Michael Brown charged Officer Darren Wilson's car. Or maybe he didn't.

Wilson didn't fire his gun at Brown while Brown was on the ground. Or maybe he did.

Brown was looking at Wilson when he was shot and had his hands in the air, although neither things are quite certain.

If you were sitting on the grand jury considering what happened on August 9, in Ferguson, Missouri, this is what you heard from witnesses. On some issues, opinon was divided. On others, most witnesses agreed, although on virtually no question was opinion unanimous.

The amazing chart below, put together by the staff of PBS Newshour, shows it all:

The chart doesn't say which witnesses had what kind of perspective. That's important information because, presumably, somebody standing further away could see less than somebody standing up close. It also doesn't show how the witness accounts line up with physical evidence, which, according to prosecutor Robert McCulloch, contradicted what some people said they saw.

But these inconsistencies shouldn't surprise anybody. As Paul Campos, a law professor at the University of Colorado-Boulder, explains at Salon, eyewitness tesitmony is notoriously unreliable:

...Defendants who testify in criminal proceedings have the strongest possible motives to cast their own actions in the most positive light. Other witnesses to the shooting no doubt have their own biases – as the racist remarks in the journal of the witness whose account is most favorable to Wilson’s story illustrates – but even aside from conscious or unconscious bias, a host of psychological factors make eyewitness testimony far from reliable.

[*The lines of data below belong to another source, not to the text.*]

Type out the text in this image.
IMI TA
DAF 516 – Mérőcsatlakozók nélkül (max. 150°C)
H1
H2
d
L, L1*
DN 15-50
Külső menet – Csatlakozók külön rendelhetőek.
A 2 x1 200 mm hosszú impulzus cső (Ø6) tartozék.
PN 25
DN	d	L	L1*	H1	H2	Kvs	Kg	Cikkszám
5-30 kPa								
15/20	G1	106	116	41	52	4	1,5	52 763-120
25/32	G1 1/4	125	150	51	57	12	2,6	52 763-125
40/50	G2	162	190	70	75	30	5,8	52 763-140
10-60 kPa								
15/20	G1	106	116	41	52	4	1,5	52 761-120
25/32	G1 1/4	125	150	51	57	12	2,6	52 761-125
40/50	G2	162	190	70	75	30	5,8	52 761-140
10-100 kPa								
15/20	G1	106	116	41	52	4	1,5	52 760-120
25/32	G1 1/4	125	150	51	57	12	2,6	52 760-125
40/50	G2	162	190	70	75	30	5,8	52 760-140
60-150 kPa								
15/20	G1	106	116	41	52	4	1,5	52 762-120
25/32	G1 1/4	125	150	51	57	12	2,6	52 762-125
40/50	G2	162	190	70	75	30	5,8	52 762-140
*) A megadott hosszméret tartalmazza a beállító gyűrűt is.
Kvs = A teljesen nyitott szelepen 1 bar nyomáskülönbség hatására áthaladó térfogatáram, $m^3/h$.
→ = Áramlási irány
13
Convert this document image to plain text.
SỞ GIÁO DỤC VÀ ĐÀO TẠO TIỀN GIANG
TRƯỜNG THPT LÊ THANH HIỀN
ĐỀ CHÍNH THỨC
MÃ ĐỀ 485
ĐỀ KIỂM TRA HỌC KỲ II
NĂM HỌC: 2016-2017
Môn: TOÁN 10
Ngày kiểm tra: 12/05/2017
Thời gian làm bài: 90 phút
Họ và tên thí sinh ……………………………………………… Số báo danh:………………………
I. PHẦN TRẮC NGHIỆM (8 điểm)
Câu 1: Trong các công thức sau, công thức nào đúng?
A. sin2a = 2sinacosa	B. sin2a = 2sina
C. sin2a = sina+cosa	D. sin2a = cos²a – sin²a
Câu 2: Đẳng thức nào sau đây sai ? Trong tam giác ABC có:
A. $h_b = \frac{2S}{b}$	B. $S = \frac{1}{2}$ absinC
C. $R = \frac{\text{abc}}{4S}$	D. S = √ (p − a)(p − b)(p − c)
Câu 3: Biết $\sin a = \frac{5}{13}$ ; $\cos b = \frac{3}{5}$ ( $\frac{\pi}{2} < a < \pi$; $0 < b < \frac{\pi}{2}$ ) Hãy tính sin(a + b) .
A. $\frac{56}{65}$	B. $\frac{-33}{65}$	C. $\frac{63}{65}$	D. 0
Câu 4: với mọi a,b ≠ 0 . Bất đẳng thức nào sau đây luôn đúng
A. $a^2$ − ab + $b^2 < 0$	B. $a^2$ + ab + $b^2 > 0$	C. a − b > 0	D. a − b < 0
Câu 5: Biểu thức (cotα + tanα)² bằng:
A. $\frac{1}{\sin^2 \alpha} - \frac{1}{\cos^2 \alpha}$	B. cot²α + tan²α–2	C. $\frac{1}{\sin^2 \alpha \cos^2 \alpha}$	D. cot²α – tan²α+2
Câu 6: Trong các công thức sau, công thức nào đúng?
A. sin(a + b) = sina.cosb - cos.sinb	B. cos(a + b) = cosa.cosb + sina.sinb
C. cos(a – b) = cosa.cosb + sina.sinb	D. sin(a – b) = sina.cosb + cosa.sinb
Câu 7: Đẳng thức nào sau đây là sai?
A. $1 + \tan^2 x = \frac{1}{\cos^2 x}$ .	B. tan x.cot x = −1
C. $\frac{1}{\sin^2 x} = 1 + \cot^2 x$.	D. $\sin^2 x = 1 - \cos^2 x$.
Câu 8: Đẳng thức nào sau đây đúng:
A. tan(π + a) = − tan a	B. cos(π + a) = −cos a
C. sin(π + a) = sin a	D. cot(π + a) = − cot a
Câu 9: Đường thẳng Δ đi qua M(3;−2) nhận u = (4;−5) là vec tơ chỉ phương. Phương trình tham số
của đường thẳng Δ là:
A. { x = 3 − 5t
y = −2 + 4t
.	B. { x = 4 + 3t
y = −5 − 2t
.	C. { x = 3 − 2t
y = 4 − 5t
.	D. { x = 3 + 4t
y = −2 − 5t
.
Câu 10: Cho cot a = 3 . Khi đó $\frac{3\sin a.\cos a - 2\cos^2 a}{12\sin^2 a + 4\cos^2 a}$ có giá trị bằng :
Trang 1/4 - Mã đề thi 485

The easiest way to sum up those factors is this: People are as a general matter actually quite bad at recalling accurately what they’ve witnessed, and, worse yet, they (we) tend to have great confidence in our ability to recall events accurately. More perversely still, people attempting to judge the credibility of eyewitnesses put great stock in the level of confidence a witness displays in regard to the accuracy of the witness’s recall, even though experimental psychology has demonstrated that there is no correlation between such confidence and accurate recall.

Many other factors conspire to make eyewitness testimony unreliable: confirmation bias leads us to see what we expect to see, even if it isn’t actually there, while misinformation effects produce false memories of things that never happened. A famous example of the latter is a Dutch psychology experiment in which more than half of the subjects recalled seeing film footage of an airliner crashing into a building, after researchers referenced the footage in interviews with the subjects. Although the plane crash was a real event that the subjects all recalled vividly, no footage of the crash ever existed.

Say what you will about McCulloch—and I've said plenty—but posting all of the evidence online is giving us a great opportunity to reexamine the case. It's a ton of material, and it's going to take at least a few more days for everybody to analyze it. Once that process is done, however, we may have a much better sense of what the evidence really shows.